Kolnhausen estate
The Hofgut Kolnhausen on the south-western outskirts of Lich , district of Gießen , in the valley of the Wetter on the federal road 488 , is a formerly baroque residential complex with a manor house , watermill and agricultural outbuildings.
history
The formerly independent village of Colenhuse was first given to the Arnsburg Monastery in 1174 by a donation from the Altenberg Monastery. In the course of the monastery's goods policy, it soon became depopulated and desolate. In 1197, the Kolnhausen court was exchanged for the Augustinian canons of the Schiffenberg monastery . From 1215 it became the grangie of the Cistercian monastery in Arnsburg again .
Under the abbot Antonius Antoni , the manor complex was built in its current core form at the beginning of the 18th century: a building inscription on the baroque manor house with the date 1721 indicates his construction activity, the stables were built in 1716.

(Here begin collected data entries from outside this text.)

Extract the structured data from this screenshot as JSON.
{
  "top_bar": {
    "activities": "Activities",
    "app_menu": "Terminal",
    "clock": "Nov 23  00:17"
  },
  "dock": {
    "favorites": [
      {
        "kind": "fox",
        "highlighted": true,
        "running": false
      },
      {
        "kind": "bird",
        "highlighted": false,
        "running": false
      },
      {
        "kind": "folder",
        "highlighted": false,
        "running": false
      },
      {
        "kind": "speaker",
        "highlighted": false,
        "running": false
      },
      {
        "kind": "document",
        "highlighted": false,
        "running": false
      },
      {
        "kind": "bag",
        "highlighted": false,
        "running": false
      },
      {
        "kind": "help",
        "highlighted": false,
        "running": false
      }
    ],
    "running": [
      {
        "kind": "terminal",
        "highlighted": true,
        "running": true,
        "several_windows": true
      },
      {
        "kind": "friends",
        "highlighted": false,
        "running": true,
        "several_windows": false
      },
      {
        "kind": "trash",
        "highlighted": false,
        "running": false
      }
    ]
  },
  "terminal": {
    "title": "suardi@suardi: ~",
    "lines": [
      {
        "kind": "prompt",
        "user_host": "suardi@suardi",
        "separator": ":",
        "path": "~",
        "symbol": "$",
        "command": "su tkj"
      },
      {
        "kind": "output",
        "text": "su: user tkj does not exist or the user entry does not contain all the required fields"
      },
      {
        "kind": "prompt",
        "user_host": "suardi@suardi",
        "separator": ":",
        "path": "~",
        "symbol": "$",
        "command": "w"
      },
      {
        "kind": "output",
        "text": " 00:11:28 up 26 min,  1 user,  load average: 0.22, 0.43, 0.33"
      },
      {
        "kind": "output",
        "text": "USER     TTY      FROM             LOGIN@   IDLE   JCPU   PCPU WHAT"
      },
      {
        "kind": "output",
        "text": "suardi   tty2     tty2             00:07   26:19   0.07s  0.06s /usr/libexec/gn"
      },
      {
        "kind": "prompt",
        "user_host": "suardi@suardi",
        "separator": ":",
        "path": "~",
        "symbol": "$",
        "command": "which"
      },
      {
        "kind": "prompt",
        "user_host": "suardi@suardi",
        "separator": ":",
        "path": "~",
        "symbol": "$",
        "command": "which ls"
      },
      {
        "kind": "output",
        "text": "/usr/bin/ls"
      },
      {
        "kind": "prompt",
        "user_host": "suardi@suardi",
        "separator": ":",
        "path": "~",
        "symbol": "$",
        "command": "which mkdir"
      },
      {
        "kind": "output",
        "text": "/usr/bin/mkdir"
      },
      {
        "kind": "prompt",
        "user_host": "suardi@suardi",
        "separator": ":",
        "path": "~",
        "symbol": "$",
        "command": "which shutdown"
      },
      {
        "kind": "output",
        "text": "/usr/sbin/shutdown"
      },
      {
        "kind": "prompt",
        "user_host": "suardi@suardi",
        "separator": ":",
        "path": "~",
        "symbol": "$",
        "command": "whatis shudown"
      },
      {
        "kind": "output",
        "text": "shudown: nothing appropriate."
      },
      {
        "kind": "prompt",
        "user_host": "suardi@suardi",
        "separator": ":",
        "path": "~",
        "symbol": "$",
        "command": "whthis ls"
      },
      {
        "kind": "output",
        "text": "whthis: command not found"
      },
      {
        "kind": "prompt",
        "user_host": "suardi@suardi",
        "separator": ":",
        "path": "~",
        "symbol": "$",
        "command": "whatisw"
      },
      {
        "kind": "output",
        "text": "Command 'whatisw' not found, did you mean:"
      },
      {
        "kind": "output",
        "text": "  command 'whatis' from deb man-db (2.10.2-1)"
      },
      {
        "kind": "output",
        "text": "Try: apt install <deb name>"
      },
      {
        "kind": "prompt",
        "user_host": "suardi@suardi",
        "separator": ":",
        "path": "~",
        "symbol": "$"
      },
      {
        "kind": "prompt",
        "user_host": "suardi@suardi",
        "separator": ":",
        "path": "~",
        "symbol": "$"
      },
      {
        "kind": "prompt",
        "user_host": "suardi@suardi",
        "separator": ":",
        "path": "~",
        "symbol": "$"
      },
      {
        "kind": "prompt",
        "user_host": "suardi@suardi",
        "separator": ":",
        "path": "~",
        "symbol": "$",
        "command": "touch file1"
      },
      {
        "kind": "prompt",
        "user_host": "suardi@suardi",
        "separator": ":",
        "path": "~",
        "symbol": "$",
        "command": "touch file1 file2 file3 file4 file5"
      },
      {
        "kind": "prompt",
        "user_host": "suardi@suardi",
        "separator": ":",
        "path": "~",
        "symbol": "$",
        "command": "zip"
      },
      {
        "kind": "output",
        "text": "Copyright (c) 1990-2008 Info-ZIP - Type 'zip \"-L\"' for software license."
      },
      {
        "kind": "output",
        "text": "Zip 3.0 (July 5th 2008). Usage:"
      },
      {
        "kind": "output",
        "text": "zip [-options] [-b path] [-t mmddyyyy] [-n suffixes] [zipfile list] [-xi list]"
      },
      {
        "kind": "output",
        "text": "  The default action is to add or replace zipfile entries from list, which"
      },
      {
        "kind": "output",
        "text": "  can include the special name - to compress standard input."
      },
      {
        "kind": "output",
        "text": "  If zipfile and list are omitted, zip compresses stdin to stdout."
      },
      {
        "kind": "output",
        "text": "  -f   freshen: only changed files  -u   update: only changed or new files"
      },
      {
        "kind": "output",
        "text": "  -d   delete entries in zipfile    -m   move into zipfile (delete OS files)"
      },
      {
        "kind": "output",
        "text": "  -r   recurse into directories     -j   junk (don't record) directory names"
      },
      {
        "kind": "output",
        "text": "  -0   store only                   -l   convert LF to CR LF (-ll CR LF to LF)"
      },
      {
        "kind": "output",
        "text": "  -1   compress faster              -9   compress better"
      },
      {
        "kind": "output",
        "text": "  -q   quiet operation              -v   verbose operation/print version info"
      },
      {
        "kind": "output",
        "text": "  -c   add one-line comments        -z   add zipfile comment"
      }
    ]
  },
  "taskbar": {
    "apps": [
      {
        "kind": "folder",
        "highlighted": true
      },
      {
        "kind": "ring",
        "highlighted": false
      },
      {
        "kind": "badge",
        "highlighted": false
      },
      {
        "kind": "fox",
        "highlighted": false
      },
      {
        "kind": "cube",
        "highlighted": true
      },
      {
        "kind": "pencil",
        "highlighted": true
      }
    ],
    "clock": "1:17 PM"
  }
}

With the secularization in the course of the Reichsdeputationshauptschluss of 1803 came the end of the Arnsburg monastery, its possessions were divided. The Hofgut Kolnhausen, part of the core area of the abbey, along with 747 acres of land and 1002 acres of forest, became the property of the princes of Solms-Hohensolms-Lich , who subsequently managed it as an agricultural property; At the same time, these properties were added to the area of the city of Lich - in contrast to the core complex of the Arnsburg monastery, which remained independent under municipal law until 1973. In the middle of the 19th century, Johann Gros was the tenant of the estate .
Until 2001 it was used by the princes of Solms-Hohensolms-Lich for raising cattle. In the 1980s the land was restructured into a golf course, the former manor buildings now house a hotel and restaurant complex.
Architecture
The courtyard on the right-hand side of the Wetter consists of an irregular square, enclosed on all sides by a quarry stone wall.
The entrance is a Romanesque , suspected gateway made of quarry stone masonry on the south side. Its arch-shaped, originally round-arched gate and the low gate with a straight lintel, both with cladding made of lung stone blocks , are obviously secondary changes. Elongated, flat, massive farm buildings with a tiered roof sequence are placed on the west and south-west of the wall, so that an outer ring of buildings is created here. A further inside, hook-shaped group of buildings, which consists of a two-storey, elongated quarry stone building (1716), a quarry stone barn with a round arched entrance and a farm building with a half-timbered tower (19th century), forms a closed sequence to the north-west and north.
Particularly noteworthy is the residential building, which towers over all other buildings and is covered by a baroque mansard roof. It is two-storeyed, has a basement plinth and shows a cubic shape with symmetrically arranged windows, which are formed into seven axes on the main view side in the east. On this side there is also a transverse oval surrounded by volutes and cartilage ornamentation with the inscription:
- RMUS DO:
- D: ANTONIUS ANTO
- NI DE MOG: ABBAS
- ARNSBURGENSIS: L:
- HAN C CV R I A M D E
- NO V O ERE X IT
whose prominent letters result in the date 1721.
Including the two-storey mill building in the northwest (old quarry stone basement with corner blocks, arched cellar windows and clad windows, plastered half-timbered upper storey , steep side slab gable), the remains of the mill equipment on the stream, the old quarry stone barn and the adjoining open stone barn in the far northeast corner and the mill stream as a whole a cultural monument.
literature
- Licher homeland book. On behalf of the city of Lich, edited by the committee for the Lich homeland book. Lich 1950.
- Friedrich Damrath: Arnsburg Monastery. In: Licher Heimatbuch. The core city and its districts. Edited by Paul Görlich, published by the Lich City Administration in 1989, pages 286 ff.